L’attività può essere iniziata immediatamente, senza attendere alcun
termine.
Il decreto 114 del 1998 vieta, inoltre, l’invio di prodotti al
consumatore, se non a seguito di sua specifica richiesta,
consentendo però l’invio di campioni di prodotti o di omaggi, ma
solo se tale invio non comporti spese o vincoli per il consumatore.
Le operazioni di vendita all’asta devono ritenersi vietate.
È infine proibito il commercio all’ingrosso e al dettaglio
congiuntamente, a meno che non siano approntate due aree nettamente
separate sul sito con la chiara indicazione della destinazione.
Dati da apporre sul sito web
Dalla dichiarazione di inizio attività devono risultare, per i
soggetti che svolgono commercio elettronico, l’indirizzo del sito
web e i dati identificativi dell’internet service provider. Inoltre
deve essere indicato sul sito anche il numero di partita Iva, e
questo a prescindere delle concrete modalità di esercizio
dell’attività.
Quindi un soggetto che usa il sito web al solo fine di pubblicizzare
i prodotti che vende solo nel negozio su strada (e non online),
dovrà comunque indicare la partita Iva sul sito (ma non dovrà
effettuare comunicazioni al Comune).
Le informazioni che devono essere obbligatoriamente poste sul sito
in maniera accessibile, in base all'articolo 7 del decreto
legislativo 70 del 2003, sono le seguenti:
- nome, denominazione o ragione sociale;
- domicilio o sede legale;
- estremi che consentono di contattare rapidamente il titolare,
compreso l’indirizzo email;
- numero di iscrizione al repertorio delle attività economiche, REA,
o registro delle imprese;
- elementi di individuazione dell’autorità di vigilanza qualora
l’attività sia soggetta a concessione, licenza o autorizzazione;
- in caso di professioni regolamentate, l’ordine professionale, il
titolo professionale e il riferimento a codici di condotta vigenti,
- numero di partita Iva;
- indicazione chiara dei prezzi e delle tariffe dei servizi,
evidenziando se comprendono imposte e costi di consegna;
- esistenza del diritto di recesso con le modalità per l’esercizio,
o sue eventuali esclusioni.
La Corte di Giustizia Europea (C-298/07 del 2008) ha, inoltre,
stabilito che chi fa commercio elettronico deve mettere a
disposizione un contatto efficace con i consumatori, nel senso che
il consumatore deve sempre avere la possibilità di chiedere
chiarimenti o comunque prendere contatti col venditore, anche prima
della stipula del contratto.
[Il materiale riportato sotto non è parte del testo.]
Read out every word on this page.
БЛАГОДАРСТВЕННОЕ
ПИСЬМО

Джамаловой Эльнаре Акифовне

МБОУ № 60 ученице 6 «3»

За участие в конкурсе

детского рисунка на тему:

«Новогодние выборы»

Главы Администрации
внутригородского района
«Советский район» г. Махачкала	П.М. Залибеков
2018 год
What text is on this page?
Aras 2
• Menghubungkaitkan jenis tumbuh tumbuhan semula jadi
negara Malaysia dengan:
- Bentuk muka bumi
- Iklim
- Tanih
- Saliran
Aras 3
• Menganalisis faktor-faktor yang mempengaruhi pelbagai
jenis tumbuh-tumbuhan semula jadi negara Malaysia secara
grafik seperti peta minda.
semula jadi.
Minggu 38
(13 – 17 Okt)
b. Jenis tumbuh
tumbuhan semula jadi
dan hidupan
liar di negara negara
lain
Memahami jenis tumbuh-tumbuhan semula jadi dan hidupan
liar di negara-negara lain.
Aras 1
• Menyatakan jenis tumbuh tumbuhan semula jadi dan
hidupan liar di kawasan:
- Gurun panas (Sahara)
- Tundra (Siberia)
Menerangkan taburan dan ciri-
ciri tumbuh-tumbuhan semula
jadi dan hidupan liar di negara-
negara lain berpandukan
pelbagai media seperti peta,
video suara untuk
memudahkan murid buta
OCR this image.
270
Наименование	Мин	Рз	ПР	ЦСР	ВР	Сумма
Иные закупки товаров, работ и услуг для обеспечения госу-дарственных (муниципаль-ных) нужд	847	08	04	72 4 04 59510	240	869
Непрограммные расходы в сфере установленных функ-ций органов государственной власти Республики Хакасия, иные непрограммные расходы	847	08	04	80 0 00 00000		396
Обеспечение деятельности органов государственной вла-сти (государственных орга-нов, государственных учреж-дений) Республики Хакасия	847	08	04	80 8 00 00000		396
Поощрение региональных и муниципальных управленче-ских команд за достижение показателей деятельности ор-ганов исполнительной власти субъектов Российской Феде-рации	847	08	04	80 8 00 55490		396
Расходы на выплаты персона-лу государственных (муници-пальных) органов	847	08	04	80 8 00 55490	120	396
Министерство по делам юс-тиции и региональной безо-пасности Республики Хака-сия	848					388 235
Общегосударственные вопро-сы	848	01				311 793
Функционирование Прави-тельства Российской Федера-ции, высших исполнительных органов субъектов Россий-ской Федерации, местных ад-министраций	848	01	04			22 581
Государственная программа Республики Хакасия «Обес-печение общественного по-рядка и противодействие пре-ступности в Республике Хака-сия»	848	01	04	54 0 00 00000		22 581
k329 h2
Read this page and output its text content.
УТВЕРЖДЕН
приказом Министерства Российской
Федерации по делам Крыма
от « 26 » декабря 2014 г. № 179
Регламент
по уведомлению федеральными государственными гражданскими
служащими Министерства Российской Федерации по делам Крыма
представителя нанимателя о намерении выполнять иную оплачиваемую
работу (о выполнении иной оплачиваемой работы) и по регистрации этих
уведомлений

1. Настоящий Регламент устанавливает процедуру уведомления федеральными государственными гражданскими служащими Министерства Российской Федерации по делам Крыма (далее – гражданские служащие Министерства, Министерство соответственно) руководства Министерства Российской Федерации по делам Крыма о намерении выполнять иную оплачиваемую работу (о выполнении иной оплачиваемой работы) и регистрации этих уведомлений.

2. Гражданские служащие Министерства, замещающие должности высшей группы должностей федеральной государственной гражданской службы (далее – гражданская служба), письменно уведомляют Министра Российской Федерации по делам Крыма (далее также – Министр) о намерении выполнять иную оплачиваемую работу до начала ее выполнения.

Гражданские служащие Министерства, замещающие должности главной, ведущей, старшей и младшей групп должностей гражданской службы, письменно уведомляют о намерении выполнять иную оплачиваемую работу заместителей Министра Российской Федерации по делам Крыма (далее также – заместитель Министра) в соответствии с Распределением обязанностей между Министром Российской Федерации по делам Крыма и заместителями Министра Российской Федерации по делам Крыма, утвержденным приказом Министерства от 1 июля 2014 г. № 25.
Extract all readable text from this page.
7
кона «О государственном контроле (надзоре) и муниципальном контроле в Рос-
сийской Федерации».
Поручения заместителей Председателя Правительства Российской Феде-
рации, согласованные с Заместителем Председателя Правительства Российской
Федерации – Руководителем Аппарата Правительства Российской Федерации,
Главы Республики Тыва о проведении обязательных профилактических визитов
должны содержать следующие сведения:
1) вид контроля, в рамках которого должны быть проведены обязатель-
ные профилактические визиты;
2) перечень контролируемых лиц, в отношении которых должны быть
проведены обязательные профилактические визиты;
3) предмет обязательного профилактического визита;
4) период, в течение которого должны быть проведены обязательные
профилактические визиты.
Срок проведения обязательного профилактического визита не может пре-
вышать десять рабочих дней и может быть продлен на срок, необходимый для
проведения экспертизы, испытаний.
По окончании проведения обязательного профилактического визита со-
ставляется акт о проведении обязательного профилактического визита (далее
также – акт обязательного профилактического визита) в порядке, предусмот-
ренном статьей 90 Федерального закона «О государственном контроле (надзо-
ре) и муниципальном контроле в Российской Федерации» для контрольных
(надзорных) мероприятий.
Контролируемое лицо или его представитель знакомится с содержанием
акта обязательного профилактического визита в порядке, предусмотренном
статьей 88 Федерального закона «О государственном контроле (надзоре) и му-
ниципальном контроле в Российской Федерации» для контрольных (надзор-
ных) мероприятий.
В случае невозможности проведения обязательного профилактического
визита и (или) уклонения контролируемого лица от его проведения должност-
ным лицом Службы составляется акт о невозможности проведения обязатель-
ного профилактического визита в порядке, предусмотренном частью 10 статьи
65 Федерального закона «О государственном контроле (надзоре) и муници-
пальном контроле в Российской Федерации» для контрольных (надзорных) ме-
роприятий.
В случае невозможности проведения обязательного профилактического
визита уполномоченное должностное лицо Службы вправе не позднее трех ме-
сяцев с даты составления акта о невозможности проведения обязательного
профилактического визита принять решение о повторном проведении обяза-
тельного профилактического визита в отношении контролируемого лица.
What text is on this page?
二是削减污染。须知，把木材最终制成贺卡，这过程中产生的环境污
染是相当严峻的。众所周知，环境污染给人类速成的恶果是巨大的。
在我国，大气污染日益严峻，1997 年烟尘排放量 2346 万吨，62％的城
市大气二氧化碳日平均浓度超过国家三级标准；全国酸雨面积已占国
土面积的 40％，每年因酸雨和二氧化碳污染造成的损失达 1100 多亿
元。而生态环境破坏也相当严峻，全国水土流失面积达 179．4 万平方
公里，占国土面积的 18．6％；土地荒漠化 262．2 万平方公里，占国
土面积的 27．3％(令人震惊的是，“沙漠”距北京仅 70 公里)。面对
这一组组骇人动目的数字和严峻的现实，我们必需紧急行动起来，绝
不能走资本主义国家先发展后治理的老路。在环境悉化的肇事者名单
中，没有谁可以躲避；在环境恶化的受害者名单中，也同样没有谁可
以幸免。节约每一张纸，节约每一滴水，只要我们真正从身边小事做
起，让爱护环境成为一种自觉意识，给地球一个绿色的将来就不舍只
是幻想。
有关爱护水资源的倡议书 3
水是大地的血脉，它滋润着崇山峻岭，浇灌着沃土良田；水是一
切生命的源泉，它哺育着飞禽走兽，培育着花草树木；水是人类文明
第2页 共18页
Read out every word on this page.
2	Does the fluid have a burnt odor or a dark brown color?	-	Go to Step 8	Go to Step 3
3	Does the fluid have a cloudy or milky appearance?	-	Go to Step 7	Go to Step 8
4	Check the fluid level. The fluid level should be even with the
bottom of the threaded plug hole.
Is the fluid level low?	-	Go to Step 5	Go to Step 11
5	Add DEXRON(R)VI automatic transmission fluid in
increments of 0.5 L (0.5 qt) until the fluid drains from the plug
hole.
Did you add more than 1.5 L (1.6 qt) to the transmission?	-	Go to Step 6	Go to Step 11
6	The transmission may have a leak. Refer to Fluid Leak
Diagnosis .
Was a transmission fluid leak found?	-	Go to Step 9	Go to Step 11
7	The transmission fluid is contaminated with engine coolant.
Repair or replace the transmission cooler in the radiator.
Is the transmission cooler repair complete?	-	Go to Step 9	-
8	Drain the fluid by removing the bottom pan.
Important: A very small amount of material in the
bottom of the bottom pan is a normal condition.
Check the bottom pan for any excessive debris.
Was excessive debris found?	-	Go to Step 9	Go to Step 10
In considerazione del fatto che chi non
ha una connessione internet potrebbe avere gravi difficoltà a
contattare il prestatore, la Corte ha stabilito che, su richiesta
esplicita del cliente, si deve obbligatoriamente mettere a
disposizione un numero telefonico o un altro accesso non elettronico
per una comunicazione diretta.
Nel sito deve essere presente anche un’informativa per la privacy,
ai sensi dell’art. 10 della legge 675 del 1996.
Contratto online
Ovviamente l’attività di un sito e-commerce comporta la conclusione
di contratti online ai quali si applicano le medesime norme che
regolano i contratti realizzati tra persone compresenti.
Diritto di recesso
Per tutelare il consumatore che acquista un bene a distanza, e non
ha quindi la possibilità di verificare le caratteristiche e la
corrispondenza del bene alle proprie esigenze ed aspettative, per
gli acquisiti online è previsto il diritto di recesso che può essere
esercitato senza alcuna penalità e senza doverne specificare il
motivo. Inoltre, il consumatore deve essere informato dal venditore
delle modalità di esercizio del recesso, in particolare con
l’indicazione dei tempi di restituzione o ritiro del bene,
dell’indirizzo geografico della sede del venditore a cui presentare
reclami, e deve avere informazioni sull’assistenza e sulla garanzie
commerciali esistenti.
Il recesso può essere esercitato nel termine di 10 giorni dal
ricevimento della merce, ma in assenza delle informazioni
suindicate, oppure in caso di informazioni inadeguate, il termine
per l’esercizio del recesso diventa di 90 giorni. Le informazioni
devono comunque essere rilasciate non oltre il momento della
consegna della merce, e il consumatore può sempre richiedere il
rilascio di tali informazioni nella propria lingua, anche se il
venditore è di altro paese.
Il diritto di recesso si esercita con l’invio di una raccomandata AR
(o telefax, telegramma, telex, email, a condizione che ci sia
conferma tramite raccomandata AR nelle 48 ore successive, od anche
mail tramite Pec se entrambe le parti sono dotate di posta
certificata) alla sede del venditore nei 10 giorni (il termine si
riferisce alla spedizione della raccomandata, non alla ricezione)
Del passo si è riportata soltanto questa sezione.